I think I contributed usefully today, and I don't think I was rude. Much. So another day of coolness.
no subject
Date: 2006-06-15 04:34 pm (UTC)lost both legs in auto accident
no subject
Date: 2006-06-15 05:05 pm (UTC)Sands? Although he only gets blinded towards the end of the film. Goes with El Mariachi becoming a vigilante because he can't play guitar any more? But by the third film he's playing again.
Various one-armed bad guys.
I'm sure I remember a couple of stories from girls' comics in the eighties where the heroine lost either her sight or a leg, but regained her independence because of her pony.
The blind woman in Early Edition. And I've never seen it, but Sue Thomas FBEye -- Googling that one brought up this page (http://www.bbc.co.uk/ouch/columnists/damon/030205.shtml).
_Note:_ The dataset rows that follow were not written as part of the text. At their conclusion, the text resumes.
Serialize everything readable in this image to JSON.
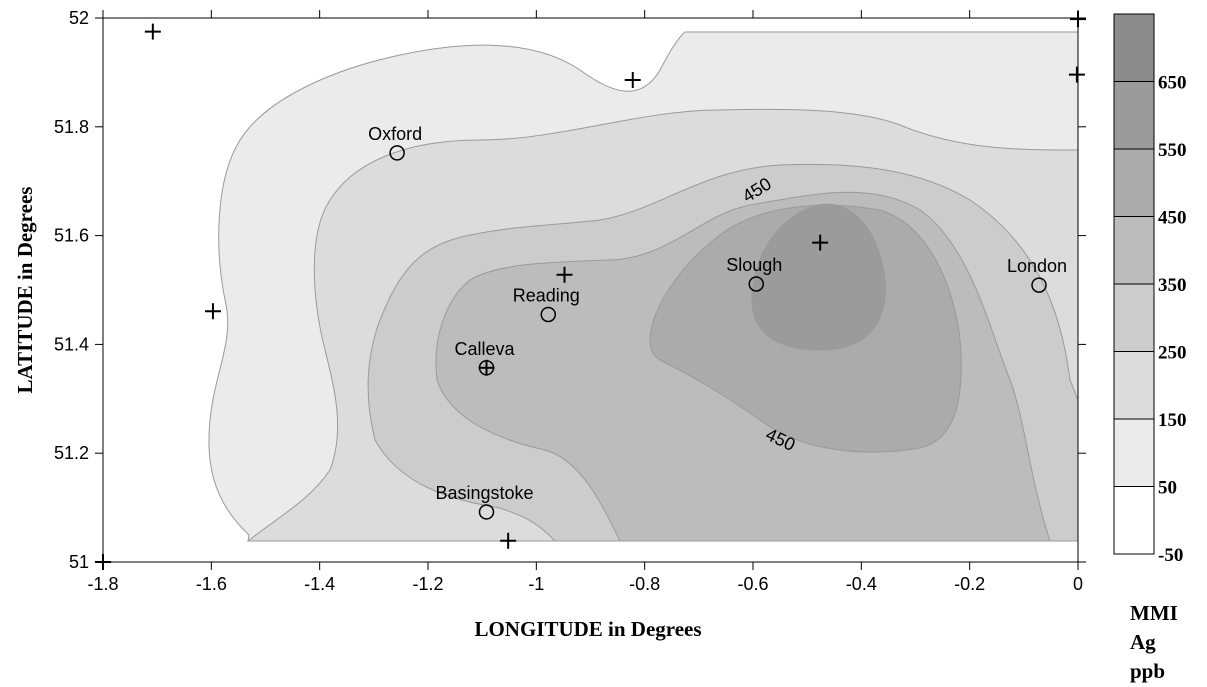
{
  "chart_data": {
    "type": "contour",
    "xlabel": "LONGITUDE in Degrees",
    "ylabel": "LATITUDE in Degrees",
    "xlim": [
      -1.8,
      0
    ],
    "ylim": [
      51,
      52
    ],
    "x_ticks": [
      "-1.8",
      "-1.6",
      "-1.4",
      "-1.2",
      "-1",
      "-0.8",
      "-0.6",
      "-0.4",
      "-0.2",
      "0"
    ],
    "y_ticks": [
      "51",
      "51.2",
      "51.4",
      "51.6",
      "51.8",
      "52"
    ],
    "legend": {
      "title_lines": [
        "MMI",
        "Ag",
        "ppb"
      ],
      "levels": [
        -50,
        50,
        150,
        250,
        350,
        450,
        550,
        650
      ],
      "tick_labels": [
        "-50",
        "50",
        "150",
        "250",
        "350",
        "450",
        "550",
        "650"
      ],
      "colors": [
        "#ffffff",
        "#ebebeb",
        "#dcdcdc",
        "#cccccc",
        "#bcbcbc",
        "#ababab",
        "#9b9b9b",
        "#8c8c8c"
      ]
    },
    "cities": [
      {
        "name": "Oxford",
        "lon": -1.257,
        "lat": 51.752
      },
      {
        "name": "Reading",
        "lon": -0.978,
        "lat": 51.455
      },
      {
        "name": "Slough",
        "lon": -0.594,
        "lat": 51.511
      },
      {
        "name": "London",
        "lon": -0.072,
        "lat": 51.509
      },
      {
        "name": "Calleva",
        "lon": -1.092,
        "lat": 51.357
      },
      {
        "name": "Basingstoke",
        "lon": -1.092,
        "lat": 51.092
      }
    ],
    "sample_points": [
      {
        "lon": -1.708,
        "lat": 51.975
      },
      {
        "lon": -0.822,
        "lat": 51.886
      },
      {
        "lon": 0.0,
        "lat": 51.998
      },
      {
        "lon": -0.002,
        "lat": 51.896
      },
      {
        "lon": -0.476,
        "lat": 51.587
      },
      {
        "lon": -0.948,
        "lat": 51.528
      },
      {
        "lon": -1.597,
        "lat": 51.461
      },
      {
        "lon": -1.092,
        "lat": 51.357
      },
      {
        "lon": -1.052,
        "lat": 51.039
      },
      {
        "lon": -1.8,
        "lat": 51.0
      }
    ],
    "contour_labels": [
      "450",
      "450"
    ]
  }
}
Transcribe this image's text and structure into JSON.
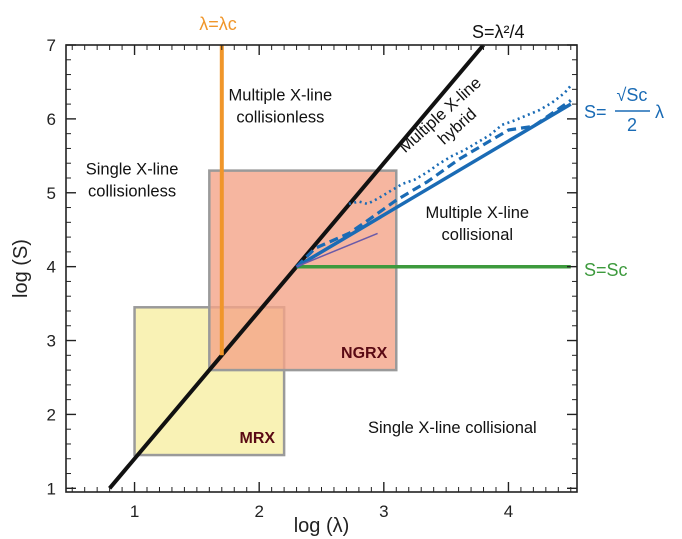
{
  "chart_data": {
    "type": "line",
    "xlabel": "log (λ)",
    "ylabel": "log (S)",
    "xlim": [
      0.45,
      4.55
    ],
    "ylim": [
      0.95,
      7.0
    ],
    "x_ticks": [
      "1",
      "2",
      "3",
      "4"
    ],
    "y_ticks": [
      "1",
      "2",
      "3",
      "4",
      "5",
      "6",
      "7"
    ],
    "grid": false,
    "series": [
      {
        "name": "S=λ²/4",
        "color": "#111111",
        "style": "solid",
        "x": [
          0.8,
          3.8
        ],
        "y": [
          1.0,
          7.0
        ]
      },
      {
        "name": "λ=λc",
        "color": "#f0962a",
        "style": "solid",
        "x": [
          1.7,
          1.7
        ],
        "y": [
          2.8,
          7.0
        ]
      },
      {
        "name": "S=Sc",
        "color": "#3d9a3d",
        "style": "solid",
        "x": [
          2.3,
          4.5
        ],
        "y": [
          4.0,
          4.0
        ]
      },
      {
        "name": "S=√Sc/2 λ",
        "color": "#1a6bb5",
        "style": "solid",
        "x": [
          2.3,
          4.5
        ],
        "y": [
          4.0,
          6.2
        ]
      },
      {
        "name": "",
        "color": "#1a6bb5",
        "style": "dashed",
        "x": [
          2.3,
          2.45,
          2.72,
          2.85,
          3.1,
          3.35,
          3.6,
          3.85,
          4.0,
          4.2,
          4.5
        ],
        "y": [
          4.0,
          4.25,
          4.45,
          4.6,
          4.9,
          5.15,
          5.45,
          5.7,
          5.85,
          5.9,
          6.25
        ]
      },
      {
        "name": "",
        "color": "#1a6bb5",
        "style": "dotted",
        "x": [
          2.72,
          2.8,
          2.87,
          2.95,
          3.05,
          3.15,
          3.25,
          3.35,
          3.45,
          3.55,
          3.65,
          3.75,
          3.85,
          3.95,
          4.05,
          4.15,
          4.25,
          4.35,
          4.45,
          4.5
        ],
        "y": [
          4.85,
          4.88,
          4.85,
          4.92,
          5.02,
          5.12,
          5.18,
          5.28,
          5.4,
          5.5,
          5.58,
          5.68,
          5.78,
          5.92,
          5.98,
          6.05,
          6.12,
          6.22,
          6.35,
          6.45
        ]
      }
    ],
    "boxes": [
      {
        "label": "MRX",
        "x": [
          1.0,
          2.2
        ],
        "y": [
          1.45,
          3.45
        ],
        "fill": "#f8f0a8"
      },
      {
        "label": "NGRX",
        "x": [
          1.6,
          3.1
        ],
        "y": [
          2.6,
          5.3
        ],
        "fill": "#f4a488"
      }
    ],
    "region_labels": [
      {
        "lines": [
          "Multiple X-line",
          "collisionless"
        ],
        "x": 2.17,
        "y": [
          6.25,
          5.95
        ]
      },
      {
        "lines": [
          "Single X-line",
          "collisionless"
        ],
        "x": 0.98,
        "y": [
          5.25,
          4.95
        ]
      },
      {
        "lines": [
          "Multiple X-line",
          "collisional"
        ],
        "x": 3.75,
        "y": [
          4.66,
          4.36
        ]
      },
      {
        "lines": [
          "Single X-line collisional"
        ],
        "x": 3.55,
        "y": [
          1.75
        ]
      }
    ],
    "rotated_labels": [
      "Multiple X-line",
      "hybrid"
    ],
    "line_labels": {
      "lambda_c": "λ=λc",
      "s_lambda_sq": "S=λ²/4",
      "s_sc": "S=Sc",
      "s_sqrt": {
        "prefix": "S=",
        "numerator": "√Sc",
        "denominator": "2",
        "suffix": "λ"
      }
    }
  }
}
Ironside. Kids TV shows tend to have more disabled characters than grown-up shows.
I'll see what else I can think of.
no subject
Date: 2006-06-15 05:31 pm (UTC)no subject
Date: 2006-06-15 06:05 pm (UTC)no subject
Date: 2006-06-15 06:08 pm (UTC)(ouched! bad!)
(also I think in my head Xander stays about 17 anyway.)
Spike... open to interpretation.
House I haven't seen, just heard of.
no subject
Date: 2006-06-15 07:18 pm (UTC)no subject
Date: 2006-06-15 08:37 pm (UTC)no subject
Date: 2006-06-15 09:59 pm (UTC)I know I've read discussions of disability before, but there's always the problem that so many characters get only a *temporary* case of something that would be incurable on a normal person ... Batman was paralyzed for a while too, after all.
no subject
Date: 2006-06-17 07:17 pm (UTC)yeah, the temporary thing bugs me
it also leaves it looking really bad when one character is left with something permanent. I mean its obvious its the writers leaving her that way, not something necessary within the constraints of that world. makes it weird.
no subject
Date: 2006-06-16 03:03 pm (UTC)Daredevil is blind. But he's got supersight or something, so maybe that doesn't count.
If you want to get into mythology, there's Hephaestus (god of fire and smithys) who got thrown off Mt. Olympus as a baby and ended up in leg braces.
Superheroes all have some source of weakness that's, while not a typical RL handicap, can be seen as a metaphor as such. Superman's vulnerability to kryptonite (which doesn't bother anyone else) for example. Or the same thing can be both a gift and a handicap. Like Cyclops blasty vision can destroy things, but he can't see even close to normal without his special glasses. Or Rogue can drain other people's life force by touch, but that means that she can't ever experience normal contact with other people.
Also, Geordi on ST:TNG is blind and can only see with the visor thing.
It seems like it's the Villians a lot of times who are disabled. And always very bitter about it. Darth Vadar is dependent on his life support. And sometimes injured by the Hero. Like when Batman dropped the Joker into the vat of acid that messed him up, or whatever.
no subject
Date: 2006-06-17 07:22 pm (UTC)Disabled villains there are indeed many of. Is very annoying.
I remember Hephaestus.
Superhero specialised weaknesses... kryptonite could be kind of like an allergy, but all it ever seems to do is make him as weak as a normal person, so I'm not so much seeing that as a disability as such.